Para que la lectura sea una fiesta, no debe empezar por sentirse como una obligación o como algo que hay que hacer porque nos ordenan, o porque lo necesitamos para realizar otras acciones.
Un niño o una niña que empieza su andadura escolar necesita sentir que los libros son amigos maravillosos, que no lo asustan, que no los desprecia por la dificultad para comprenderlos. Por eso, tienen que estar muy a tono con la edad, con los intereses, con el nivel comprensivo. Pero, sobre todo, debieran ser escogidos por los mismos niños. No hay cosa peor para que la lectura sea un placer que obligar a un lector inicial a leer determinados libros. He presenciado la triste escena de padres que van a las librerías y en lugar de aceptar la solicitud libre y espontánea de sus hijos, les niegan esa decisión y les compran el libro que “les va a servir”.
No debiéramos empezar por hacer pensar a las nuevas generaciones que la lectura es útil. El primer sentimiento por aprenderse debiera ser el de descubrir que la lectura es bella, placentera, gozosa. Que no es una prisión a la que nos meten, sino una ventana de libertad a mundos nuevos.

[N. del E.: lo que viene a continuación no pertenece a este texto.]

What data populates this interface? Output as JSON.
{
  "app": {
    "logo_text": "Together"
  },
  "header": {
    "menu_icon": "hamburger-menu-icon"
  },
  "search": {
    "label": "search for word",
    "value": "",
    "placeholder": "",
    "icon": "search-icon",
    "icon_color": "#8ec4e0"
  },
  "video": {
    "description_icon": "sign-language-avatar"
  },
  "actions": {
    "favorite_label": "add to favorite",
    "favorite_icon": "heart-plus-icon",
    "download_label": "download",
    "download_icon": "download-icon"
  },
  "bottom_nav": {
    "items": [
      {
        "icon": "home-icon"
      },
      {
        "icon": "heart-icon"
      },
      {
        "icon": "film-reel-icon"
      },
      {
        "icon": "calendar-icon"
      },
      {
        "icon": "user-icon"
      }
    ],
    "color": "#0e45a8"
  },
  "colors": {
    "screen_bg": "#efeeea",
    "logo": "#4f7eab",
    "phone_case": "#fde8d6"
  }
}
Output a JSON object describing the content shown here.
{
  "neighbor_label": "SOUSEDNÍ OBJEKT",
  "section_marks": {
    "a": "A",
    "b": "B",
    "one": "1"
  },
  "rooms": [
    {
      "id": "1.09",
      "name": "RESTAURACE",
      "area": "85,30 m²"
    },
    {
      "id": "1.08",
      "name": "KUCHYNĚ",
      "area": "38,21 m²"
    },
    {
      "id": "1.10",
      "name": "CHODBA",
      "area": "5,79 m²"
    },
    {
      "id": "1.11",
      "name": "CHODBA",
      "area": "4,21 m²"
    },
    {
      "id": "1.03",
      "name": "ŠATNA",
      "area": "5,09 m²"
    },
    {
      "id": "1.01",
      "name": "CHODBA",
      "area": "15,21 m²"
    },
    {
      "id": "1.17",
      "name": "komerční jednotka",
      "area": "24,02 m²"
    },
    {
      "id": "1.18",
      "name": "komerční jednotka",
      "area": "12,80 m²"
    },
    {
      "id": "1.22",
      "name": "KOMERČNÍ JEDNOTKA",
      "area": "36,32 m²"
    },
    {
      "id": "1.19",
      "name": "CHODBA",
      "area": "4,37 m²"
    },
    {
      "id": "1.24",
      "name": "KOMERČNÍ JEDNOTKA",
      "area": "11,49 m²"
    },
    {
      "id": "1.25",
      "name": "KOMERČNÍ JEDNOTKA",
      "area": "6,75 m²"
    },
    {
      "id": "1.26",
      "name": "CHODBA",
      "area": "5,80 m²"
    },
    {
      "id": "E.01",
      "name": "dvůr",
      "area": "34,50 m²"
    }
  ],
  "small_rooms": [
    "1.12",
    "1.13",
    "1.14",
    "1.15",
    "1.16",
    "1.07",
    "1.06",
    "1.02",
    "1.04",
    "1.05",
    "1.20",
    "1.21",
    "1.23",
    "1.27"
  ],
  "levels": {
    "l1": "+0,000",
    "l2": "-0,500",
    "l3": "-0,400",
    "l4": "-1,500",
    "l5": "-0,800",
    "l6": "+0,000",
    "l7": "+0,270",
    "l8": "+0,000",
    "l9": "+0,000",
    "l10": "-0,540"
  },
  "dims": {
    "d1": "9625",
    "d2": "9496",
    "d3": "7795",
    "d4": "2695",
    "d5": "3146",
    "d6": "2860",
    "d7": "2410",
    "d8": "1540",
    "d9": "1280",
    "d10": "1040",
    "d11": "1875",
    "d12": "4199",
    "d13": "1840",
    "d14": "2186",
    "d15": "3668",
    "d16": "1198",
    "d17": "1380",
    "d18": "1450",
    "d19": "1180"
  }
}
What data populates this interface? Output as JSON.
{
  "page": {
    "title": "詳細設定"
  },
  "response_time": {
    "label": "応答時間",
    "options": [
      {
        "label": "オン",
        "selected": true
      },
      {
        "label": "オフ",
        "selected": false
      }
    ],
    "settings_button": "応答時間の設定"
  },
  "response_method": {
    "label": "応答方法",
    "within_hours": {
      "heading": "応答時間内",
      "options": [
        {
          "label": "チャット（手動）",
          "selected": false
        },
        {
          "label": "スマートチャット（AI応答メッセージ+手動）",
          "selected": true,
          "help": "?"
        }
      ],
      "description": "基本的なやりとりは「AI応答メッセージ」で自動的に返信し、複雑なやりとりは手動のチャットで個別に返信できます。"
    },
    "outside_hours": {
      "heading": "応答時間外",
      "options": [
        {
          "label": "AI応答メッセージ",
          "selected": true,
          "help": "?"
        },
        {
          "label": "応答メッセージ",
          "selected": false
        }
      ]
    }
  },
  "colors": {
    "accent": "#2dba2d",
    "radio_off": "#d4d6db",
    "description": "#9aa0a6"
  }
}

Todo esto requiere de nosotros los adultos como ejemplos vivos del amor por la lectura. Si nunca nos ven con un libro, si nunca nos ven reír o llorar con una lectura, si nunca nos ven emocionados devorándonos páginas y páginas, si nunca nos oyen comentar algo interesante que leímos, la distancia las jóvenes generaciones y los libros empezará grande y con el paso de la vida se irá agrandando aún más.
No importa si es en formato electrónico o libro físico. Tampoco importa la manera, el tiempo, las condiciones o el lugar. Lo que importa es que poco a poco se vaya convirtiendo en una costumbre libre y espontánea. Que lean lo que deseen y de las formas que deseen. Esto puede ser motivo de susto por aquello del acceso a materiales riesgosos. Riesgos existen en todas las actividades humanas, y es de cuidar o poner atención a esto; pero no nos detengamos por esta razón.
Planteémonos el compromiso porque nuestras jóvenes generaciones lean por el placer de leer, en las maneras que crean y deseen. Y así, cada vez que veamos a un joven lector emocionadamente leyendo, sentiremos que hay esperanza en el mundo.